New Massachusetts Non-Compete Law and its Impact on Connecticut Employers

Connecticut companies with employees who work or live in Massachusetts must be aware of a recent Massachusetts law limiting the scope of noncompetition agreements entered into on or after October 1, 2018.

What if a Connecticut Employer Specifies that Connecticut Law Applies?

The law explicitly provides that a provision mandating the application of a different state law that would avoid application of the statute is not enforceable if the employee is, and has been, a resident of or employed in Massachusetts for at least 30 days before his or her employment ceases. Employers with employees who work or live in Massachusetts must therefore ensure that any noncompetition agreements they enter into with these employees comply with the new law, even if the agreement specifies that Connecticut (or some other state) law governs.

What is a “Noncompetition Agreement” under the New Law?

Under the new law (to be codified at Section 24L of Chapter 149 of the Massachusetts General Laws), a “noncompetition agreement” is defined as an agreement between an employer and employee (or otherwise arising out of an existing or anticipated employment relationship), under which the employee or expected employee agrees that he or she will not engage in certain specified activities competitive with his or her employer after the employment relationship has ended.

Employers should note that the term “noncompetition agreement” excludes certain types of agreements, including covenants not to solicit or hire employees of the employer; covenants not to solicit or transact business with customers, clients or vendors of the employer; and certain noncompetition agreements made in connection with the sale of a business entity.
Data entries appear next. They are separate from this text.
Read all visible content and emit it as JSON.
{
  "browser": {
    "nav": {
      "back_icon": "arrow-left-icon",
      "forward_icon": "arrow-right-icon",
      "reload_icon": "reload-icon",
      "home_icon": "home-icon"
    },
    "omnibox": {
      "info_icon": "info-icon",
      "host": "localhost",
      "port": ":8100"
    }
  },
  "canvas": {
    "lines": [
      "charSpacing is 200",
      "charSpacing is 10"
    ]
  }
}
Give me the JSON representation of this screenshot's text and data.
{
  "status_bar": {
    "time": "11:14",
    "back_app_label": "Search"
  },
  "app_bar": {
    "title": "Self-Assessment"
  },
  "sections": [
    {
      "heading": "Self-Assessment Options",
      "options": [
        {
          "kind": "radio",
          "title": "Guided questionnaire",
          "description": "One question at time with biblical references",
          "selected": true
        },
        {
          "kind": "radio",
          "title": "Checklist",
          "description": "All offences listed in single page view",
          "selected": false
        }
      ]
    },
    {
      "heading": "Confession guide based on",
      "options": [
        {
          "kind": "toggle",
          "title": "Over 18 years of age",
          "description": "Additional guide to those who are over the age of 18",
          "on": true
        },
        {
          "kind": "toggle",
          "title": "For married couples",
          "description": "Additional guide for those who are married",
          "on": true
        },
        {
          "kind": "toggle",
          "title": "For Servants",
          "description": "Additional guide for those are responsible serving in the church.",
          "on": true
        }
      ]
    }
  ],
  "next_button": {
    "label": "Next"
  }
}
The term also excludes confidentiality and nondisclosure agreements; invention assignment agreements; and agreements outside of an employment relationship.

What are Some Other Key Provisions of the New Law?

  • The law applies to both for-profit and not-for-profit entities and defines “employee” (for purposes of this statute only) to include independent contractors.
  • A noncompetition agreement must be in writing and signed by both the employer and the employee, and must expressly state that the employee has the right to consult with counsel before signing.
  • To be enforceable, the noncompetition agreement must be provided to the employee within certain timeframes—that is, if the agreement is entered into in connection with the commencement of employment, it must be provided to the employee by the earlier of the date of a formal offer of employment or 10 business days before commencement of employment. Agreements entered into after commencement of employment (but not in connection with a separation of employment) must be provided at least 10 business days before the agreement is to become effective. The law specifies that these agreements must also be supported by consideration other than continuation of employment.
  • Agreements entered into in connection with a separation from employment are not “noncompetition agreements” under the terms of the statute, but only if the employee is given seven business days to rescind acceptance.
  • The geographic reach in a noncompetition agreement must be reasonable in relation to the interests protected. A presumption of reasonableness exists if the geographic reach is limited to only those areas in which the employee, during any time during the last two years of employment, provided services or had a material presence or influence.
  • The temporal restriction in a noncompetition agreement may not be more than 12 months from the date of cessation of employment. There is an exception, however, in the case of an employee who has breached a fiduciary duty to the employer or has unlawfully taken property (“physically or electronically”) belonging to the employer. In these cases, the duration may not exceed two years from the date of cessation of employment.
  • The agreement must include a “garden leave” clause. A garden leave clause requires the employer to pay the employee during the restricted period. The law specifies that garden leave pay must be at least half of the employee’s highest annualized base salary within the two years preceding termination or “other mutually agreed upon consideration” that has been specified in the agreement, although the statute does not provide guidance on what is meant by “other mutually agreed upon consideration.” If the restricted period is extended beyond 12 months because the employee has breached his/her fiduciary duty to the employer or has unlawfully taken property of the employer, the employer need not pay for garden leave during any extension of the restricted period.
  • The scope of the agreement must be no broader than necessary to protect the employer’s trade secrets; confidential information that would not otherwise qualify as a trade secret; and/or the employer’s goodwill, and the agreement must be reasonable in the scope of prohibited activities in relation to the interests protected. The law specifies certain presumptions that will satisfy these requirements.
  • Noncompetition agreements are not enforceable against certain types of employees, including employees who are classified as non-exempt under the Fair Labor Standards Act; employees who are 18 years of age or younger; certain student interns; and employees who have been terminated without cause or laid off.

Takeaways for Connecticut Employers

While noncompetition agreements signed before October 1, 2018 are not affected by this law, Connecticut employers must ensure that noncompetes entered into on and after that date comply for both employees and contractors who work or reside in Massachusetts.  Employers who are unsure of their obligations are advised to contact experienced counsel.